KeyDNN’s Windows CUDA backend loads a native DLL and relies on the CUDA runtime (and optionally cuDNN) being discoverable by the current process.

If CUDA native libraries are unavailable, CUDA tests are skipped and CUDA execution paths will raise or fall back where explicitly documented.

Requirements

A compatible NVIDIA GPU
A working CUDA runtime installation
(Optional) cuDNN, depending on which operations you use and how your native backend is configured

You can check availability from Python:

from keydnn import cuda_available
print(cuda_available())

Environment variables

KeyDNN uses environment variables to help Windows locate CUDA runtime dependencies:

CUDA_PATH (recommended): points to your CUDA install root, e.g. C:\Program Files\NVIDIA GPU Computing Toolkit\CUDA\v12.2
CUDNN_PATH (optional): points to your cuDNN root that contains bin/, lib/, include/, e.g. C:\cudnn

If you copied cuDNN DLLs into the CUDA install (common manual setup), you typically do not need CUDNN_PATH as long as cudnn*.dll exists in <CUDA_PATH>\bin.

PowerShell examples

# For the current terminal session only:
$env:CUDA_PATH  = "C:\Program Files\NVIDIA GPU Computing Toolkit\CUDA\v12.2"
$env:CUDNN_PATH = "C:\cudnn"   # optional (only needed if cuDNN is not in CUDA\bin)

Note: If you change environment variables, restart the Python process (and sometimes the terminal) before retrying.

Common issues

`cuda_available()` is False

Verify your NVIDIA driver + CUDA toolkit installation.
Confirm CUDA_PATH points to your CUDA install root.
Ensure <CUDA_PATH>\bin contains CUDA runtime DLLs (e.g., cudart64_*.dll).

cuDNN not found

If using cuDNN-accelerated ops, ensure cudnn*.dll is discoverable:
either present in <CUDA_PATH>\bin, or
reachable via CUDNN_PATH → <CUDNN_PATH>\bin.

Import-time CUDA failures

If importing keydnn triggers CUDA loading failures on machines without CUDA, prefer:

lazy CUDA initialization in backend code paths (only load CUDA DLLs when CUDA is requested), and
using cuda_available() before selecting CUDA devices.

Recommended usage pattern

from keydnn import Device, cuda_available

device = Device("cuda:0") if cuda_available() else Device("cpu")

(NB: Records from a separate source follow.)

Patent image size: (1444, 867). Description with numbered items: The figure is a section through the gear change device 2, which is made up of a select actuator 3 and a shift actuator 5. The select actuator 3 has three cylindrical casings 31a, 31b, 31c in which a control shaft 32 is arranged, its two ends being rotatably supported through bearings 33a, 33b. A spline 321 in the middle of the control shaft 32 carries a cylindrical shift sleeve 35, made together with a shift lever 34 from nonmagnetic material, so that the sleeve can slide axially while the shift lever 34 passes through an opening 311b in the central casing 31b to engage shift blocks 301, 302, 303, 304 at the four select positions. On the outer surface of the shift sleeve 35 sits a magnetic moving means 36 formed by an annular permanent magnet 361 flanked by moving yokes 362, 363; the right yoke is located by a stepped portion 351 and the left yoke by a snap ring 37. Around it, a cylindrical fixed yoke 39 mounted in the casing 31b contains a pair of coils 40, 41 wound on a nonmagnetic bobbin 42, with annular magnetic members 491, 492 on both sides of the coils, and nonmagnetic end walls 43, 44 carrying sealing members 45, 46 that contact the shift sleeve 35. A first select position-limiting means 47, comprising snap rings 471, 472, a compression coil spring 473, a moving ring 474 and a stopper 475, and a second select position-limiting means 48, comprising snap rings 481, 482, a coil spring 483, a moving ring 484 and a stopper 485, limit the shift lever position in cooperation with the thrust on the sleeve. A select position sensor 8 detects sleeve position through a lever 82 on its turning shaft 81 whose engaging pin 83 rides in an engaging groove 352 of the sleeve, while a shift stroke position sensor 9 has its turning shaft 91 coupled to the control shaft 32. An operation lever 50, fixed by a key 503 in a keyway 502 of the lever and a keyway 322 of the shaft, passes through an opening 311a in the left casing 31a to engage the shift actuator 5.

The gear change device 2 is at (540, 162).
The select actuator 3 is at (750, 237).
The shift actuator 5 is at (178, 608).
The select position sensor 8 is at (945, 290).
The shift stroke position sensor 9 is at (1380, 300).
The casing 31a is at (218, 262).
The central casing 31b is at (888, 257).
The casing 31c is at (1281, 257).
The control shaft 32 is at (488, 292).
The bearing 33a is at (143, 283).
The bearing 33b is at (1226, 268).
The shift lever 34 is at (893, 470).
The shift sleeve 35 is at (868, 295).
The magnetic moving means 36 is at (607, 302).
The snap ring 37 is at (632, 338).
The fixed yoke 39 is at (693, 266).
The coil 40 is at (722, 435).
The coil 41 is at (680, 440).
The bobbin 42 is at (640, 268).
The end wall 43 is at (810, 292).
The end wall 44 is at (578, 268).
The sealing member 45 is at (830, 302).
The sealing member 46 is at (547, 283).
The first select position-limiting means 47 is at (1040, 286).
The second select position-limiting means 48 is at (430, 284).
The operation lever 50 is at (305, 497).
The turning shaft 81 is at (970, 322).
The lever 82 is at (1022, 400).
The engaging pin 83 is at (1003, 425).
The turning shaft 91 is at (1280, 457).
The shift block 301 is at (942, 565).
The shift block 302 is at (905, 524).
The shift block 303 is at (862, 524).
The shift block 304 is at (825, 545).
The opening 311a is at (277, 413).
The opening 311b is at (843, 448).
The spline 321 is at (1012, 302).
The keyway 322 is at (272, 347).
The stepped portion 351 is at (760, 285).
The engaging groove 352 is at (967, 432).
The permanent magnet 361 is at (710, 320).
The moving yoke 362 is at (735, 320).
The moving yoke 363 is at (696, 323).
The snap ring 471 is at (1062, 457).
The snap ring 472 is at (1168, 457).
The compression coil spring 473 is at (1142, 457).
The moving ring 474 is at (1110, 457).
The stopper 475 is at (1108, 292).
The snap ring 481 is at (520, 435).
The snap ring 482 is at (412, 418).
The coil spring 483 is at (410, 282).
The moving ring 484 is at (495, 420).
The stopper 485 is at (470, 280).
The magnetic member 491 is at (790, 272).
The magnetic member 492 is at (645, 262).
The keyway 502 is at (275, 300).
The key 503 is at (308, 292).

Use this pattern to keep scripts runnable on both CPU-only and CUDA machines.

Notes on performance and correctness

CUDA kernels are asynchronous by default; timing measurements may require explicit synchronization.
Some CUDA features may use correctness-first fallbacks in specific paths until full kernel coverage is implemented.
For evaluation/inference, prefer mini-batching to avoid large-tensor limits in certain kernels.